Так что дело Додошкина живёт и процветает.

Иван болезненно воспринимал писанину Додошкина. И уж совсем возмутила статья, в которой Додошкин рвал на груди рубаху, он-де кровь проливал, сражаясь лицом к лицу с фашизмом на войне, а такие как Петренко в тылу со своим Богом ошивались.

– Давай напишем этому Додошкину! – убеждал отца. – Напишем редактору газеты. Они, конечно, не опубликуют, не извиняться, но хотя бы заткнутся в отношении того, что ты ошивался по тылам. У тебя награды, четыре благодарности Сталина, ты участник Парада Победы.

– Ничего писать не будем. Додошкин всё равно любую информацию вывернет в свою пользу. Бог с ним. Пусть пишет. Мы закон не нарушаем.

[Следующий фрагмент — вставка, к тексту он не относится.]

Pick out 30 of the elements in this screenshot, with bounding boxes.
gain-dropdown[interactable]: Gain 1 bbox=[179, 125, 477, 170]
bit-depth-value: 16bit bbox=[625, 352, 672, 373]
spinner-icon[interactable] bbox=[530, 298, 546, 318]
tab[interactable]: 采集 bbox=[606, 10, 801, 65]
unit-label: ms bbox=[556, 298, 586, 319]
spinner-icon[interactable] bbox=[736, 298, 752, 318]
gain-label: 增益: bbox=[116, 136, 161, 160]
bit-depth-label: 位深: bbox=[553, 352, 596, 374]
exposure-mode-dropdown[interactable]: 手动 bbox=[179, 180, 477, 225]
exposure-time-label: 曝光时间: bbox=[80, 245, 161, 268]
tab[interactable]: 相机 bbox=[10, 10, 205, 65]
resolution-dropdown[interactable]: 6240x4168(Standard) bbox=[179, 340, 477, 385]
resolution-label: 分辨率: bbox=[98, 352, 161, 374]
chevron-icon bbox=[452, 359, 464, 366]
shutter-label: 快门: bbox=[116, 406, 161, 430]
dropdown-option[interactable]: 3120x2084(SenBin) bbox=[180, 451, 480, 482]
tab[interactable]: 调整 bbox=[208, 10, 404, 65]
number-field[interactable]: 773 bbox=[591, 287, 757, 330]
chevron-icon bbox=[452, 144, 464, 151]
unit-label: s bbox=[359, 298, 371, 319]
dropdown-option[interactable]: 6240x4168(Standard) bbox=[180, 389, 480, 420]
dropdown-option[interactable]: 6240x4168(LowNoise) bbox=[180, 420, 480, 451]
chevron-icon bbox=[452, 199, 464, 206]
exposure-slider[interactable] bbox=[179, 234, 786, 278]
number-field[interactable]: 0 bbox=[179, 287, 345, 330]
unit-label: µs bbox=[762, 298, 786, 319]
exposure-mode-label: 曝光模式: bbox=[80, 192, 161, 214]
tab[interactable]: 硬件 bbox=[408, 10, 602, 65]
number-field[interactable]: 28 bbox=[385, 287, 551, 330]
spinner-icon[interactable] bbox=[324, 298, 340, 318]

В тридцать два года Ивана назначили директором клуба. Буквально через месяц звонок из райкома партии: у вас будет открытый суд над сектантами. Свою роль в том деле сыграл Додошкин. Он разнюхал про детскую воскресную школу в немецкой деревне и своей статьёй заложил её. В принципе, школа была обречена: раньше или позже про идеологическую партизанщину узнали бы и врезали. Разве что статья Додошкина подтолкнула на показательный суд. Зал на триста мест был полон. В основном немцы-баптисты, в деревнях района их было много. Если отец Ивана свою общину зарегистрировал, немцы не хотели идти по этому пути. На суде на скамье подсудимых сидели двое. Учительница – организатор баптистской воскресной школы. Мало того, что вела религиозную пропаганду среди детей, что уже уголовно наказуемо, так ещё проводила занятия по изучению Библии под крышей деревенской школы. Второй подсудимый – руководитель незарегистрированной общины деревни. С его ведома существовала баптистская воскресная школа. Учительнице было под сорок, руководитель чуть старше. Получили они реальные лагерные сроки. Руководители общины дали четыре года (так и умер в тюрьме), учительнице – два. От клуба до машины, которая увозила их в тюрьму, шли осуждённые как победители – ступая по цветам. По обеим сторонам дорожки выстроились шеренги баптистов, и летели под ноги узников букеты цветов из рук единоверцев. Иван стоял поодаль, запомнилась фраза, брошенная кем-то: а кровью коммунистов мы ещё будем крыши красить. Иван коммунистом не был и считал приговор суровым. Учительница сказала на суде: «Я учила детей в воскресной школе любви, добру, честности, и вовсе не настраивала против советской власти, которая от Бога».